The announcement has been made by the Nation-backed Human Rights Commission of Saudi Arabia. According to the commission, the latest reforms will ensure that anyone who commits a crime as a minor is not sentenced to death.
In place of death penalty, that minor criminal will be sent to Juvenile Detention Facility for a maximum period of 10 years.
Human rights organization Amnesty International has listed Saudi Arabia as the world’s most brutal country to die of people after Iran and China.
In its latest report, Amnesty International said that in the year 2019 in Saudi Arabia, about 184 people were sentenced to death.
China (1000 deaths) among the top countries to pay the death penalty in 2019; Iran (251 deaths); Saudi Arabia (184 deaths); Iraq (100 deaths) and Egypt (32 deaths).
Among those sentenced to death in Saudi Arabia, more were arrested for drug and murder.
Amnesty International in its report expressed concern over the increasing use of the death penalty as a political weapon against minority Shia Muslims in Saudi Arabia.

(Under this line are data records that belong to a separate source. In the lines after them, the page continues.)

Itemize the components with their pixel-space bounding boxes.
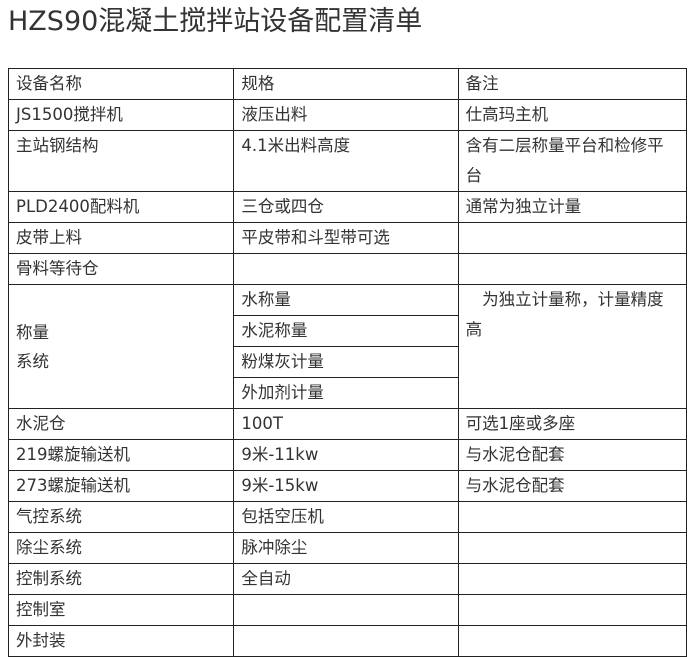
table-cell: 与水泥仓配套 bbox=[457, 439, 688, 471]
table-cell: 三仓或四仓 bbox=[233, 191, 459, 223]
table-cell: 脉冲除尘 bbox=[233, 532, 459, 564]
table-cell bbox=[457, 532, 688, 564]
table-cell: 控制室 bbox=[7, 594, 235, 626]
table-cell: 仕高玛主机 bbox=[457, 99, 688, 131]
table-row: 水泥称量 bbox=[9, 315, 687, 347]
table-cell bbox=[457, 253, 688, 285]
table-header-row: 设备名称 规格 备注 bbox=[7, 68, 688, 100]
table-row: 219螺旋输送机 9米-11kw 与水泥仓配套 bbox=[7, 439, 688, 471]
table-cell bbox=[233, 625, 459, 657]
table-cell: 外封装 bbox=[7, 625, 235, 657]
table-cell: 全自动 bbox=[233, 563, 459, 595]
table-cell: 除尘系统 bbox=[7, 532, 235, 564]
table-row: 粉煤灰计量 bbox=[9, 346, 687, 378]
table-cell: 骨料等待仓 bbox=[7, 253, 235, 285]
table-cell: 水泥仓 bbox=[7, 408, 235, 440]
table-cell: 为独立计量称，计量精度高 bbox=[457, 284, 688, 409]
table-cell bbox=[457, 501, 688, 533]
page-title: HZS90混凝土搅拌站设备配置清单 bbox=[8, 6, 423, 37]
table-cell: 通常为独立计量 bbox=[457, 191, 688, 223]
table-row: 外封装 bbox=[7, 625, 688, 657]
table-cell: 100T bbox=[233, 408, 459, 440]
table-row: JS1500搅拌机 液压出料 仕高玛主机 bbox=[7, 99, 688, 131]
table-cell: 273螺旋输送机 bbox=[7, 470, 235, 502]
table-cell: 4.1米出料高度 bbox=[233, 130, 459, 192]
table-cell: 219螺旋输送机 bbox=[7, 439, 235, 471]
table-row: 气控系统 包括空压机 bbox=[7, 501, 688, 533]
header-cell: 规格 bbox=[233, 68, 459, 100]
table-cell: 平皮带和斗型带可选 bbox=[233, 222, 459, 254]
table-cell: 可选1座或多座 bbox=[457, 408, 688, 440]
table-cell: PLD2400配料机 bbox=[7, 191, 235, 223]
table-row: 控制系统 全自动 bbox=[7, 563, 688, 595]
table-row: 水泥仓 100T 可选1座或多座 bbox=[7, 408, 688, 440]
table-cell bbox=[457, 625, 688, 657]
table-cell: 水泥称量 bbox=[233, 315, 459, 347]
table-row: 皮带上料 平皮带和斗型带可选 bbox=[7, 222, 688, 254]
table-cell: 皮带上料 bbox=[7, 222, 235, 254]
table-cell bbox=[457, 222, 688, 254]
table-cell bbox=[233, 594, 459, 626]
equipment-table: 设备名称 规格 备注 JS1500搅拌机 液压出料 仕高玛主机 主站钢结构 4.1米出料… bbox=[7, 68, 688, 657]
table-cell: 主站钢结构 bbox=[7, 130, 235, 192]
table-cell: 外加剂计量 bbox=[233, 377, 459, 409]
table-cell: 水称量 bbox=[233, 284, 459, 316]
table-row: 骨料等待仓 bbox=[7, 253, 688, 285]
table-row: 主站钢结构 4.1米出料高度 含有二层称量平台和检修平台 bbox=[7, 130, 688, 192]
header-cell: 备注 bbox=[457, 68, 688, 100]
table-cell: 称量 系统 bbox=[7, 284, 235, 409]
weighing-name-line: 系统 bbox=[16, 351, 49, 371]
table-cell bbox=[457, 594, 688, 626]
header-cell: 设备名称 bbox=[7, 68, 235, 100]
table-cell: JS1500搅拌机 bbox=[7, 99, 235, 131]
weighing-name-line: 称量 bbox=[16, 322, 49, 342]
table-cell: 液压出料 bbox=[233, 99, 459, 131]
table-cell: 气控系统 bbox=[7, 501, 235, 533]
table-cell: 与水泥仓配套 bbox=[457, 470, 688, 502]
table-cell: 含有二层称量平台和检修平台 bbox=[457, 130, 688, 192]
table-cell: 包括空压机 bbox=[233, 501, 459, 533]
table-row: 控制室 bbox=[7, 594, 688, 626]
table-row: 除尘系统 脉冲除尘 bbox=[7, 532, 688, 564]
table-row: PLD2400配料机 三仓或四仓 通常为独立计量 bbox=[7, 191, 688, 223]
table-row: 称量 系统 水称量 为独立计量称，计量精度高 bbox=[7, 284, 688, 409]
table-cell: 控制系统 bbox=[7, 563, 235, 595]
table-cell: 粉煤灰计量 bbox=[233, 346, 459, 378]
table-cell: 9米-11kw bbox=[233, 439, 459, 471]
table-cell bbox=[233, 253, 459, 285]
table-cell: 9米-15kw bbox=[233, 470, 459, 502]
table-row: 273螺旋输送机 9米-15kw 与水泥仓配套 bbox=[7, 470, 688, 502]
table-cell bbox=[457, 563, 688, 595]
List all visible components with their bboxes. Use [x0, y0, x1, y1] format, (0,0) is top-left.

According to Amnesty International’s report, 23 people were massacred in Saudi Arabia on April 23, 2019, of which 32 were Shia men who were arrested on charges of ‘terrorism’.
Whipping or whipping
Before banning the death penalty for minors, Saudi Arabia also banned whipping or whipping.
Before abolishing this type of punishment, it was used for crimes such as murder, breach of peace, homosexuality, use of alcohol, abusing women and insulting Islam.

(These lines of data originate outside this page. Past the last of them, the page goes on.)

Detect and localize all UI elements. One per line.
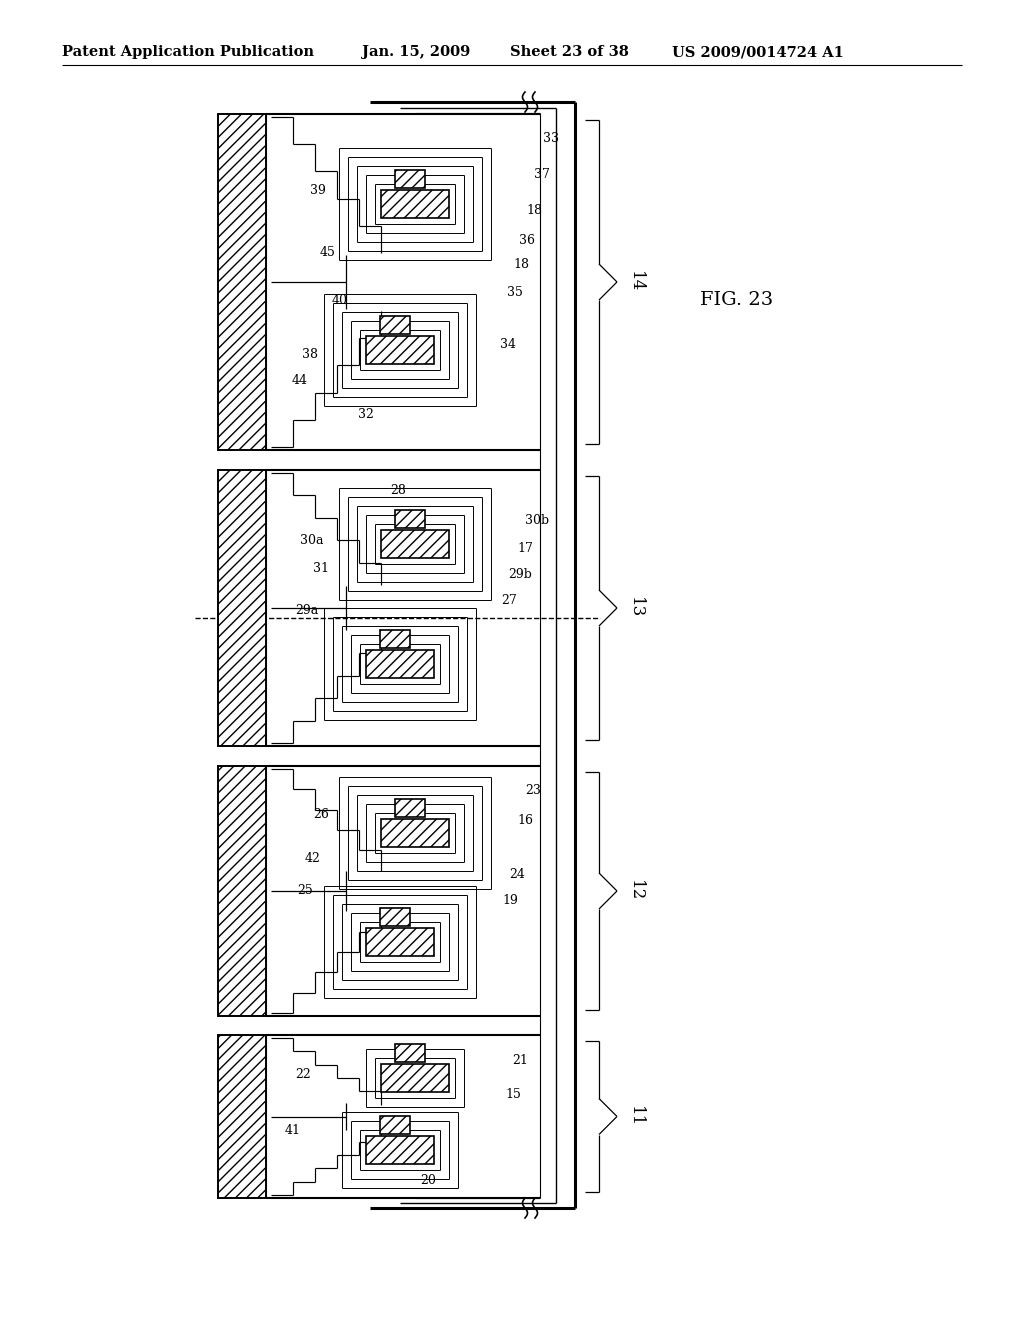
Text: 11: 11 (627, 1106, 644, 1127)
Bar (381, 818, 449, 846)
Text: 38: 38 (302, 348, 318, 362)
Text: 29a: 29a (295, 603, 318, 616)
Text: 13: 13 (627, 598, 644, 619)
Text: FIG. 23: FIG. 23 (700, 290, 773, 309)
Text: 40: 40 (332, 293, 348, 306)
Bar (380, 630, 410, 648)
Text: 37: 37 (534, 169, 550, 181)
Bar (395, 1044, 425, 1063)
Bar (380, 315, 410, 334)
Text: 41: 41 (285, 1123, 301, 1137)
Text: 21: 21 (512, 1053, 528, 1067)
Text: 17: 17 (517, 541, 532, 554)
Bar (381, 190, 449, 218)
Text: 33: 33 (543, 132, 559, 144)
Text: Sheet 23 of 38: Sheet 23 of 38 (510, 45, 629, 59)
Bar (218, 766, 266, 1016)
Bar (380, 908, 410, 925)
Text: 22: 22 (295, 1068, 310, 1081)
Text: 29b: 29b (508, 569, 531, 582)
Text: 15: 15 (505, 1089, 521, 1101)
Text: 39: 39 (310, 183, 326, 197)
Text: Patent Application Publication: Patent Application Publication (62, 45, 314, 59)
Bar (395, 799, 425, 817)
Bar (380, 1115, 410, 1134)
Bar (366, 337, 434, 364)
Text: 23: 23 (525, 784, 541, 796)
Bar (366, 1137, 434, 1164)
Text: 27: 27 (501, 594, 517, 606)
Text: 31: 31 (313, 561, 329, 574)
Text: 16: 16 (517, 813, 534, 826)
Text: 45: 45 (319, 247, 336, 260)
Bar (381, 529, 449, 557)
Text: 12: 12 (627, 880, 644, 902)
Text: 20: 20 (420, 1173, 436, 1187)
Text: 30a: 30a (300, 533, 324, 546)
Bar (366, 649, 434, 678)
Bar (218, 470, 266, 746)
Text: 24: 24 (509, 869, 525, 882)
Text: 44: 44 (292, 374, 308, 387)
Text: US 2009/0014724 A1: US 2009/0014724 A1 (672, 45, 844, 59)
Text: 18: 18 (526, 203, 542, 216)
Text: 30b: 30b (525, 513, 549, 527)
Bar (218, 114, 266, 450)
Text: 14: 14 (627, 272, 644, 293)
Bar (395, 170, 425, 187)
Text: 26: 26 (313, 808, 329, 821)
Bar (366, 928, 434, 956)
Text: 42: 42 (305, 851, 321, 865)
Text: 32: 32 (358, 408, 374, 421)
Text: 35: 35 (507, 286, 523, 300)
Text: 28: 28 (390, 483, 406, 496)
Text: 18: 18 (513, 259, 529, 272)
Text: 19: 19 (502, 894, 518, 907)
Text: 34: 34 (500, 338, 516, 351)
Text: 36: 36 (519, 234, 535, 247)
Bar (218, 1035, 266, 1199)
Text: 25: 25 (297, 883, 312, 896)
Bar (395, 510, 425, 528)
Bar (381, 1064, 449, 1092)
Text: Jan. 15, 2009: Jan. 15, 2009 (362, 45, 470, 59)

Before the ban on female drivers was lifted in 2018, any woman driving could be punished for whipping.
It is noteworthy that in the year 2014, blogger Raif Badawi was sentenced to 10 years in prison along with 1,000 whips for ‘insulting Islam’.
Present death penalty
Capital Punishment is the highest punishment awarded to a person under any kind of penal law in the world. The death penalty has always been a controversial issue from a human rights point of view.
The provision of the death penalty has been present in human society from the primitive to the present day, but the reasons behind it and the methods of its execution have changed continuously over time.
The first mention of the death penalty is found in the eighteenth century BCE Hammurabi’s Legislative Code where there was a provision of capital punishment for 25 types of crimes.
According to Amnesty International, as of 2017, there were 106 countries where the use of capital punishment is completely banned. At the same time, there are 7 countries which allow the punishment of death penalty for serious offenses under exceptional circumstances, such as crimes committed in wartime.
There are 56 countries in the world who have upheld the death penalty in their law or no official announcement has been made by the authorities regarding its use.
It is a prevalent concept that over time the penal laws also become more soft and the punishment of the ruthless nature gets progressively out of fashion.
At the same time, there is no study which makes it clear that the death penalty is more effective in preventing crime than life imprisonment. Therefore, on the basis of mere imagination, the death penalty cannot be considered too harsh.
Conversely, the death penalty proponents oppose that the person who commits the murder takes away the right to live one’s life, due to which the right to life also ends. Thus death penalty is a kind of retaliation.
Several social and economic reforms aimed at modernizing the country have been initiated under the leadership of Prince Mohammed bin Salman of Saudi Arabia.
However this is only a beginning and there is still much work to be done in the field of human rights and social reform in Saudi Arabia.
Ultimately, Mahatma Gandhi has said that ‘hate should be from crime, not criminal’.